Kuba meminta waktu untuk berbicara, namun Direktur Jenderal WTO Roberto Azevedo tidak menyetujui hal tersebut,"
Nusa Dua, Bali (ANTARA News) - Paket Bali kembali terancam gagal disepakati karena India yang keberatan atas solusi interim dengan stok ketahanan pangan, kali ini giliran Kuba yang secara tiba-tiba meminta waktu untuk berbicara dalam Konferensi Tingkat Menteri World Trade Organization ke-9.
"Kuba meminta waktu untuk berbicara, namun Direktur Jenderal WTO Roberto Azevedo tidak menyetujui hal tersebut," kata Juru Bicara WTO Keith Rockwell, saat ditemui wartawan di Media Center WTO, Nusa Dua, Bali, Jumat malam.
Rockwell mengatakan, dalam kesempatan tersebut Azevedo membagikan Draf Paket Bali untuk dibaca terlebih dahulu, dan akan didiskusikan kembali pada pukul 12.00 WITA untuk diambil keputusan.
"Kuba terlihat sangat tidak senang, dan meminta waktu bicara saat itu juga. Namun Azevedo menjelaskan bahwa pertemuan tersebut hanya dikhususkan untuk membagikan Draf Paket Bali itu," ujar Rockwell.
Menurut Rockwell, dia masih belum mengetahui apa keberatan dari Kuba yang meminta kesempatan untuk bicara, namun sepertinya mereka ingin membicarakan konten yang ada di draf baru tersebut.
Rockwell menjelaskan, apabila saat itu Kuba diberikan kesempatan untuk berbicara, maka seluruh anggota juga akan mengajukan hal yang sama dan mengesampingkan Draf Paket Bali untuk dipelajari terlebih dahulu.
"Semua akan memiliki waktu untuk berbicara saat pertemuan dilanjutkan, kurang lebih pukul 12.00 waktu setempat," ujar Rockwell.
Sementara itu, menurut Rockwell, Delegasi Amerika Serikat yang diwakili Michael Froman dan Menteri Perdagangan dan Perindustrian India Anand Sharma menunjukkan sikap yang positif.
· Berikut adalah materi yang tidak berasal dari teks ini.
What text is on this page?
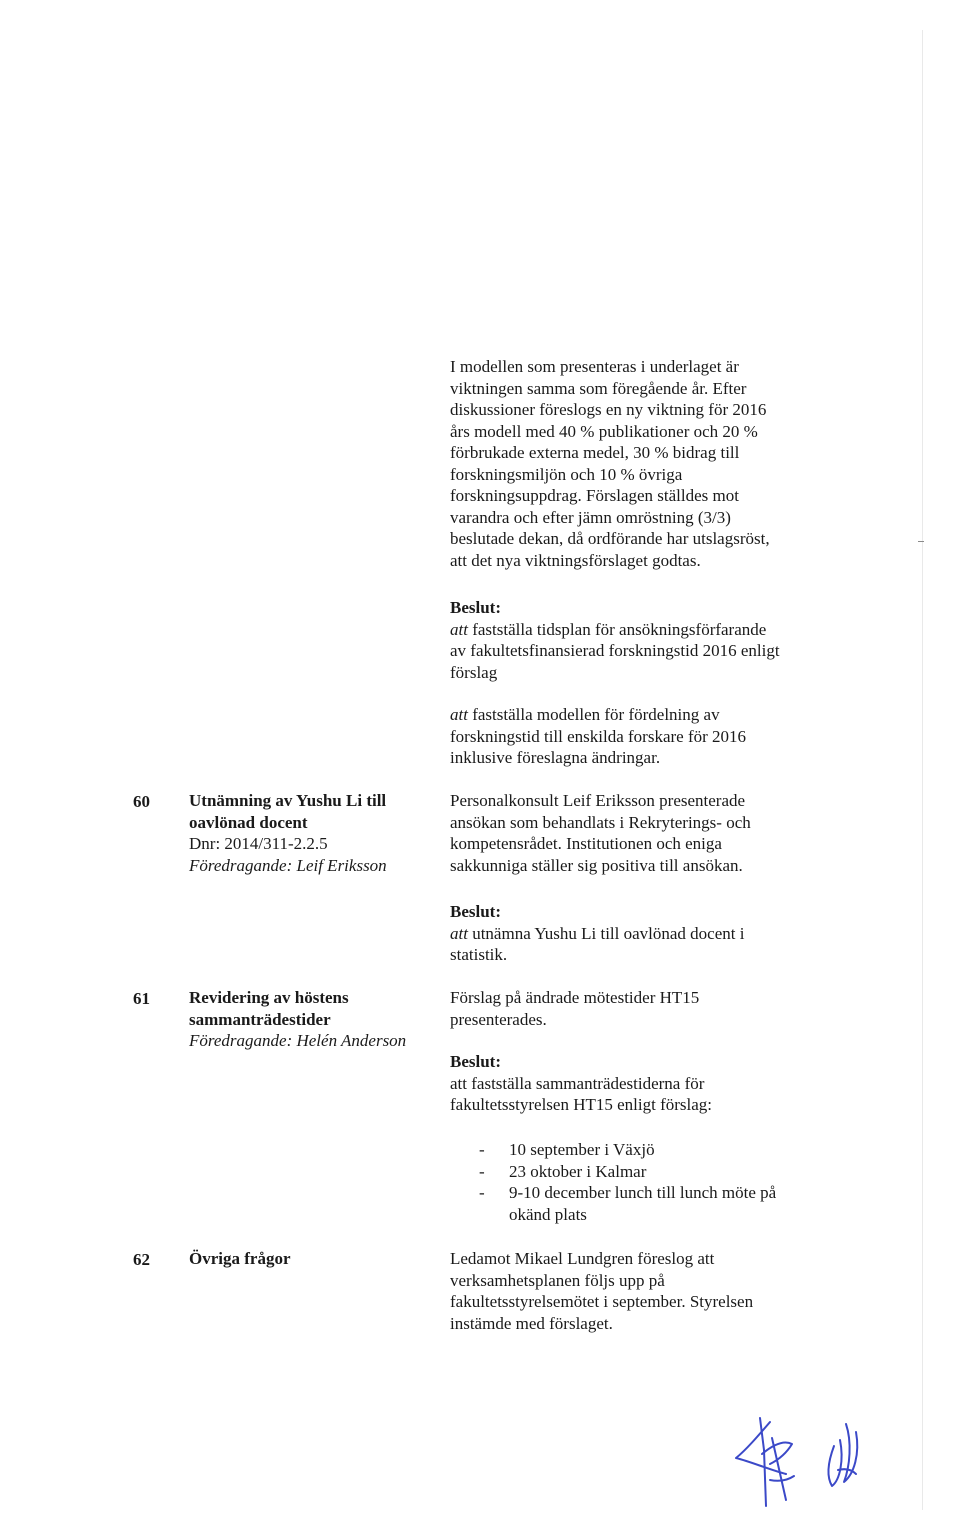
I modellen som presenteras i underlaget är

viktningen samma som föregående år. Efter

diskussioner föreslogs en ny viktning för 2016

års modell med 40 % publikationer och 20 %

förbrukade externa medel, 30 % bidrag till

forskningsmiljön och 10 % övriga

forskningsuppdrag. Förslagen ställdes mot

varandra och efter jämn omröstning (3/3)

beslutade dekan, då ordförande har utslagsröst,

att det nya viktningsförslaget godtas.

Beslut:

att fastställa tidsplan för ansökningsförfarande

av fakultetsfinansierad forskningstid 2016 enligt

förslag

att fastställa modellen för fördelning av

forskningstid till enskilda forskare för 2016

inklusive föreslagna ändringar.

60 Utnämning av Yushu Li till
oavlönad docent
Dnr: 2014/311-2.2.5
Föredragande: Leif Eriksson

Personalkonsult Leif Eriksson presenterade

ansökan som behandlats i Rekryterings- och

kompetensrådet. Institutionen och eniga

sakkunniga ställer sig positiva till ansökan.

Beslut:

att utnämna Yushu Li till oavlönad docent i

statistik.

61 Revidering av höstens
sammanträdestider
Föredragande: Helén Anderson

Förslag på ändrade mötestider HT15

presenterades.

Beslut:

att fastställa sammanträdestiderna för

fakultetsstyrelsen HT15 enligt förslag:

- 10 september i Växjö
- 23 oktober i Kalmar
- 9-10 december lunch till lunch möte på okänd plats
62 Övriga frågor	Ledamot Mikael Lundgren föreslog att

verksamhetsplanen följs upp på

fakultetsstyrelsemötet i september. Styrelsen

instämde med förslaget.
"Froman dan Sharma saling merangkul, orang-orang tertawa, dan bertepuk tangan," ujar Rockwell.
Sebelumnya, sikap India hingga hari ketiga KTM WTO ke-9 bukan melunak, bahkan negeri Bollywood tersebut bersikeras bahwa apa yang diperjuangkannya tersebut merupakan hal yang sangat fundamental.
"Saya tegaskan, kami datang ke Bali bukan untuk memohon adanya peace clause yang mengikat dengan menggunakan acuan harga produk pertanian dari tahun 1986-1988," tegas Sharma dalam jumpa pers di Nusa Dua, Bali, Kamis (5/12).
Selama ini, pengaturan besaran harga acuan pokok produk pertanian diambil dari mekanisme Agreement on Agriculture (AoA) tahun 1994 di Uruguay tentang mekanisme pemberian subsidi pertanian bagi negara maju dan berkembang.
Sikap India menuntut adanya perubahan harga acuan pokok pertanian yang hingga saat ini masih menggunakan acuan Putaran Uruguay tahun 1986-1988 karena dinilai sudah tidak sesuai dengan kondisi saat ini yang telah memasuki abad 21.
"Jika kita mengacu pada harga acuan produk pertanian dari Putaran Uruguay, tidak ada keseimbangan, karena harga tersebut berdasarkan tahun 1986-1988," kata Sharma.
Dalam penentuan apakah Paket Bali bisa dibuahkan atau tidak, WTO menganut klausul "Single Undertaking" yang berbunyi "Nothing is agreed, until everything is agreed" atau tidak ada sesuatu yang bisa disepakati sampai semua menyetujuinya.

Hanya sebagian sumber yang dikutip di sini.